We have a bread machine, but (a) it's a bitch to clean, (b) the bread from bread machines is all one shape (in this case, sort of a tall cube, with a hole in the bottom), and (c) we've long ago lost the recipe book.

Except for c), pretty much all bread machines are likely to have the same problems. Besides, part of the bit about home-making artisinal breads is the act of making it. That's gone with a bread machine.

What are your feeling on the "No Kneed" bread?

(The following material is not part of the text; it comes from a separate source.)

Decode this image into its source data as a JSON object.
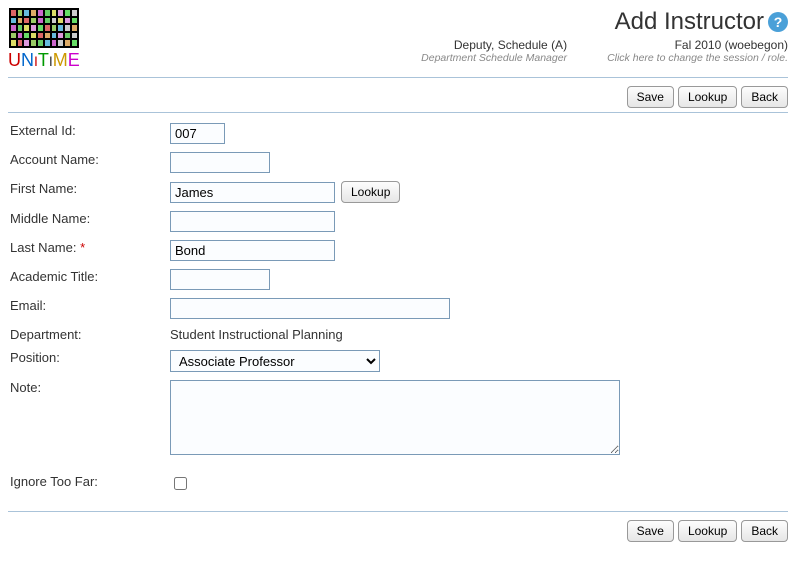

I tried the NYTimes recipe once. It might be worth trying again. "No Kneed" isn't my problem, it's "No Time". The NY Times recipe, even though it uses a 20-hour ferment which helps, still requires a 2-hour proofing before putting it in the oven. If I were to try to make it for tomorrow night's dinner, it would be going into the oven just in time for you to leave.


http://www.motherearthnews.com/print-article.aspx?id=142688

I know someone doing this, and she loves it. I haven't tried it myself although I've been meaning to. Apparently there's a book, too.

I generally get home by 5:00 and can go from ingredients to a loaf of something nice by the time I go to bed around 10:30. Here's some of the recipes I use: http://www.livejournal.com/tools/memories.bml?user=uilos&keyword=bread+recipes&filter=all

(i come from a long line of good bakers on both sides of the family, and i learned how to make bread when i was so small i had to kneel on a kitchen chair in order to be able to reach the countertop.)

yeast dough can rise in the refrigerator - it just rises a lot more slowly. (this is actually a good thing, because the longer the yeast gets to work, the better the bread tastes.) start a batch of dough in the evening, and put the bowl in the fridge. next day, take the dough out as soon as you get home - it should be doubled by then. punch down and shape, then let rise again, which shouldn't take much more than an hour. put it in the oven and make the rest of dinner while it's baking. enjoy hot, fresh-baked bread with your dinner.

if you find hand-kneading the dough onerous, you can either use the bread machine just for the kneading, or use an electric mixer with a "dough hook", if you have a powerful enough mixer. (eat your heart out - i have a 5-quart KitchenAid.) shaping the dough doesn't take all that long if you're just making a loaf; the absolute simplest is a rounded "cottage loaf", but it just takes a little more tucking to make an oblong that you can bake in a standard loaf pan.